Applying SOLID principles at a high level design to provide good architecture in Elixir programming not only leads to cleaner and more maintainable code but also enhances collaboration among people involved, facilitates testing, helps to get rid of technical debt, and supports scalability.
By embracing these patterns in their design decisions, developers can build and manage robust software systems that are adaptable to change, ultimately resulting in higher-quality software solutions that meet users needs effectively.
FAQ
What is SOLID in software development?
SOLID refers to five key principles that guide software design for maintainability, scalability, and flexibility: Single Responsibility, Open/Closed, Liskov Substitution, Interface Segregation, and Dependency Inversion.
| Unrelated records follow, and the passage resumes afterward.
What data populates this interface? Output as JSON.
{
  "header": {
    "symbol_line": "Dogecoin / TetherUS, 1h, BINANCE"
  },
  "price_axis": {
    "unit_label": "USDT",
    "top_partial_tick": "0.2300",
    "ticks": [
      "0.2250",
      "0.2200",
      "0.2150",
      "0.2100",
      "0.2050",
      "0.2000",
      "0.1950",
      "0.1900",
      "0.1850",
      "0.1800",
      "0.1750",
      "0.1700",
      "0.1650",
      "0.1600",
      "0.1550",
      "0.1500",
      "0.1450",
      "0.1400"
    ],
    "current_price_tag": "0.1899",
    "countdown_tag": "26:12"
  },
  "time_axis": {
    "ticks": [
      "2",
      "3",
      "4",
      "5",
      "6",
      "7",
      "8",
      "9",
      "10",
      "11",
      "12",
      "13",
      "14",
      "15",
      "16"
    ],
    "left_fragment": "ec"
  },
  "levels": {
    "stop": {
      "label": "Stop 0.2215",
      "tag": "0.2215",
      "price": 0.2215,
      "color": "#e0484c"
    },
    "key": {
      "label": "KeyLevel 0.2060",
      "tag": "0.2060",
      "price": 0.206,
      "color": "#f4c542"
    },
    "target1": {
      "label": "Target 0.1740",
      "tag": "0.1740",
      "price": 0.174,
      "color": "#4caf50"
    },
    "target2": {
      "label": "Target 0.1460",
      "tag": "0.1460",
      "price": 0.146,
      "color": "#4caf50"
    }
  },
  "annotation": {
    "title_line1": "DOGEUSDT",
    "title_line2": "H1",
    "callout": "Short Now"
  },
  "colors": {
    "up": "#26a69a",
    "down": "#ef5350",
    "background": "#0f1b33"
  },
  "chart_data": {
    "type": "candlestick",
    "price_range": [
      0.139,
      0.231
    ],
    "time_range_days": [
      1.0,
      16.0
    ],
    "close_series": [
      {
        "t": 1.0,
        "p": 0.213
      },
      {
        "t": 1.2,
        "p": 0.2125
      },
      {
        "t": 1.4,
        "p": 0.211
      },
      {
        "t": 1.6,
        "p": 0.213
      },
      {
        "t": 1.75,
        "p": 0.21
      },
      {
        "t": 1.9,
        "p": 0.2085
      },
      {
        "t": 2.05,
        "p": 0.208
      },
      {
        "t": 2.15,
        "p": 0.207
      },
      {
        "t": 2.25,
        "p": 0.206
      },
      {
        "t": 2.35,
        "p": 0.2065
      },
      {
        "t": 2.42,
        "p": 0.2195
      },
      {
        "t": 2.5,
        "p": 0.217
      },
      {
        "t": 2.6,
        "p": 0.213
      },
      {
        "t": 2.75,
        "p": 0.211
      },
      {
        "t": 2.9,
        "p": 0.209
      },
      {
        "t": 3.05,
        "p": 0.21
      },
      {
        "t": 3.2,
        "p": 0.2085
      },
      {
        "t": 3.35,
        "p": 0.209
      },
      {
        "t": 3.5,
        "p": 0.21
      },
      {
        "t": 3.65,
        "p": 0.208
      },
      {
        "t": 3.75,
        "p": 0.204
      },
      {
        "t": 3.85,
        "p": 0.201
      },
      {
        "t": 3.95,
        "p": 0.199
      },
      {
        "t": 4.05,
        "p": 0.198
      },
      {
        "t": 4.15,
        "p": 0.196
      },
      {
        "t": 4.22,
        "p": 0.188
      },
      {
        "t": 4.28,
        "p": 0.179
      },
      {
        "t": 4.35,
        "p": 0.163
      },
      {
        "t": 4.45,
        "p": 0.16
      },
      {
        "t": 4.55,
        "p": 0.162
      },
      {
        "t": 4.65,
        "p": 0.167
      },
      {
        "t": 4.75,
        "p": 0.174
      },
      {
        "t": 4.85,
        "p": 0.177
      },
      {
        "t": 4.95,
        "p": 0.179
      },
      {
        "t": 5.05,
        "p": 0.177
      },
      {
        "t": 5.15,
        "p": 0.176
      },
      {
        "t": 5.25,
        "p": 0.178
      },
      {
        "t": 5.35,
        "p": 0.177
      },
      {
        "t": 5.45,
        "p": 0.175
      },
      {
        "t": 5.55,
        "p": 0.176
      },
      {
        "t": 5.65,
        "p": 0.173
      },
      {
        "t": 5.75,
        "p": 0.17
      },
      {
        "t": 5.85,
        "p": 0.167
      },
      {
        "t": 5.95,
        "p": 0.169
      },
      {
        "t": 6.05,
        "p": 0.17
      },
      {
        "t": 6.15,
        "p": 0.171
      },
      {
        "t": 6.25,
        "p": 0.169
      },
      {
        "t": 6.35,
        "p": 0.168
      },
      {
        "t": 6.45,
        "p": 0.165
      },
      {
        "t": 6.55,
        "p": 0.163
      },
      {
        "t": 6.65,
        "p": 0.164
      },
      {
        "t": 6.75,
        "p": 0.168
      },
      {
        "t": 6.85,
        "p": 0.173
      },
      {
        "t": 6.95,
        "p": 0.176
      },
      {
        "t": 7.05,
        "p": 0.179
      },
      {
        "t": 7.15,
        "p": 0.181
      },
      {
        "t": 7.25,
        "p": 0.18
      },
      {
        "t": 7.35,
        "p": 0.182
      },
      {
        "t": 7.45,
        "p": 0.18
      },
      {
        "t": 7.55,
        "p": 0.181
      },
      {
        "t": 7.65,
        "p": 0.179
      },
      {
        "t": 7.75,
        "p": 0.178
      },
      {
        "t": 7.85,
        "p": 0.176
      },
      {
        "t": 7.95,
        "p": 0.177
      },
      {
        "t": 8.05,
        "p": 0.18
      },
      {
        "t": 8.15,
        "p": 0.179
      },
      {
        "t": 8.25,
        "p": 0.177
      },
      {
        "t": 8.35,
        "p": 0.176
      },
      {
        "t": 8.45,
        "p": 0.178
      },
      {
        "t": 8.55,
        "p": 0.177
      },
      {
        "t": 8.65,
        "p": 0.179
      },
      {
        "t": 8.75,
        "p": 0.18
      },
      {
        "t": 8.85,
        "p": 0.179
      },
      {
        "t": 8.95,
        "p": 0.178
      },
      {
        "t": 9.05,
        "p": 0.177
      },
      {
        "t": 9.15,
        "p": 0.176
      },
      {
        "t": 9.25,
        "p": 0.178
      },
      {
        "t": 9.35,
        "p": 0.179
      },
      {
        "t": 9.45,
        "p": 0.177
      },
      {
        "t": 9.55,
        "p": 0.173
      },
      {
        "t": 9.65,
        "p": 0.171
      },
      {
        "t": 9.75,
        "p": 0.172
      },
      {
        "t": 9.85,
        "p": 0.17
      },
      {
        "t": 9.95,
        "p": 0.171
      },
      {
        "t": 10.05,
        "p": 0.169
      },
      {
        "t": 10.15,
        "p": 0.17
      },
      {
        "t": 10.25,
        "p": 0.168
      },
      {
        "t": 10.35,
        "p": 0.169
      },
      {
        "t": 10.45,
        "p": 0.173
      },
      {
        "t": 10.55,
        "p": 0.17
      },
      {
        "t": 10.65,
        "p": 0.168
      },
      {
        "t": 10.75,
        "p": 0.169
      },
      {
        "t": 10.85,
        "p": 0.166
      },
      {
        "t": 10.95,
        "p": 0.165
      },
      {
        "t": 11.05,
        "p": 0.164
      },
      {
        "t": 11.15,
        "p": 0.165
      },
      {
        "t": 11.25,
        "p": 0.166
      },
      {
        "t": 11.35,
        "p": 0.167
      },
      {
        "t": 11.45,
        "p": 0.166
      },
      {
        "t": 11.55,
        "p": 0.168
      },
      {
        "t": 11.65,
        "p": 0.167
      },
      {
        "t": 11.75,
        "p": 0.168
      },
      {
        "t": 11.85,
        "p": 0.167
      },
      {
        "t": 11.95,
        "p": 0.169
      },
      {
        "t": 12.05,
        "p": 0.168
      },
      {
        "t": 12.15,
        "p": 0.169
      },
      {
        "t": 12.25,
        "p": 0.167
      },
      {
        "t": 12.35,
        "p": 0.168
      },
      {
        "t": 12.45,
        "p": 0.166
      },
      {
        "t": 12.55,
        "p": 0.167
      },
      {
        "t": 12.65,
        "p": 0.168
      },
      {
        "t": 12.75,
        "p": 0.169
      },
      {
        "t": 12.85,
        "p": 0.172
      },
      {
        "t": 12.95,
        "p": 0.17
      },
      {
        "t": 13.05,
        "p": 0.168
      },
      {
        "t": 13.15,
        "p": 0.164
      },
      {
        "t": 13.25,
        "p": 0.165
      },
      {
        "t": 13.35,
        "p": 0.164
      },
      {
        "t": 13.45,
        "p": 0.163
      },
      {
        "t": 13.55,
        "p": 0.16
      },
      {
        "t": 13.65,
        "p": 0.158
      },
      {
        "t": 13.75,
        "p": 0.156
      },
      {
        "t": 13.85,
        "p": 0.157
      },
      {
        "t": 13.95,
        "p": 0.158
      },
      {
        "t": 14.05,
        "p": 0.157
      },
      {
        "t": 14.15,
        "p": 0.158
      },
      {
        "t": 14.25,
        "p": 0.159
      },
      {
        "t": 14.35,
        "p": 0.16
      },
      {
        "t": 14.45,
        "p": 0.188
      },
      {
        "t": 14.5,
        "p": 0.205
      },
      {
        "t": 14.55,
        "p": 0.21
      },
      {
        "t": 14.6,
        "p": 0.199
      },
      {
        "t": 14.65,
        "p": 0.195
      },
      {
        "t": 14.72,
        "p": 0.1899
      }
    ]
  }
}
Can SOLID principles be applied to Elixir?
Yes, while SOLID principles were designed for object-oriented programming, they can be adapted to functional programming languages like Elixir, by using modules, behaviors, and functions to achieve similar goals.
How does the Single Responsibility Principle work in Elixir?
In Elixir, SRP encourages modules to focus on one responsibility, making them easier to maintain and test. Large modules with multiple responsibilities should be broken down into smaller, focused components.
How does the Open/Closed Principle apply to Elixir?
In Elixir, the Open/Closed Principle is achieved by creating behaviors or protocols, which allow new features to be added without modifying existing code.
What is the Liskov Substitution Principle in Elixir?
Liskov Substitution in Elixir means that modules implementing a shared behavior can be substituted for each other without altering program correctness.
How does Interface Segregation Principle apply to Elixir?
The Interface Segregation Principle advises splitting large, generalized interfaces into smaller, more specific ones to ensure clients only depend on relevant functions.
How does the Dependency Inversion Principle work in Elixir?
In Elixir, high-level modules should depend on abstractions (like behaviors), not on specific implementations, making systems more flexible and easier to test.
Why is applying SOLID principles beneficial for Elixir development?
Applying SOLID principles in Elixir helps improve code modularity, flexibility, scalability, and maintainability, reducing technical debt and enhancing testability.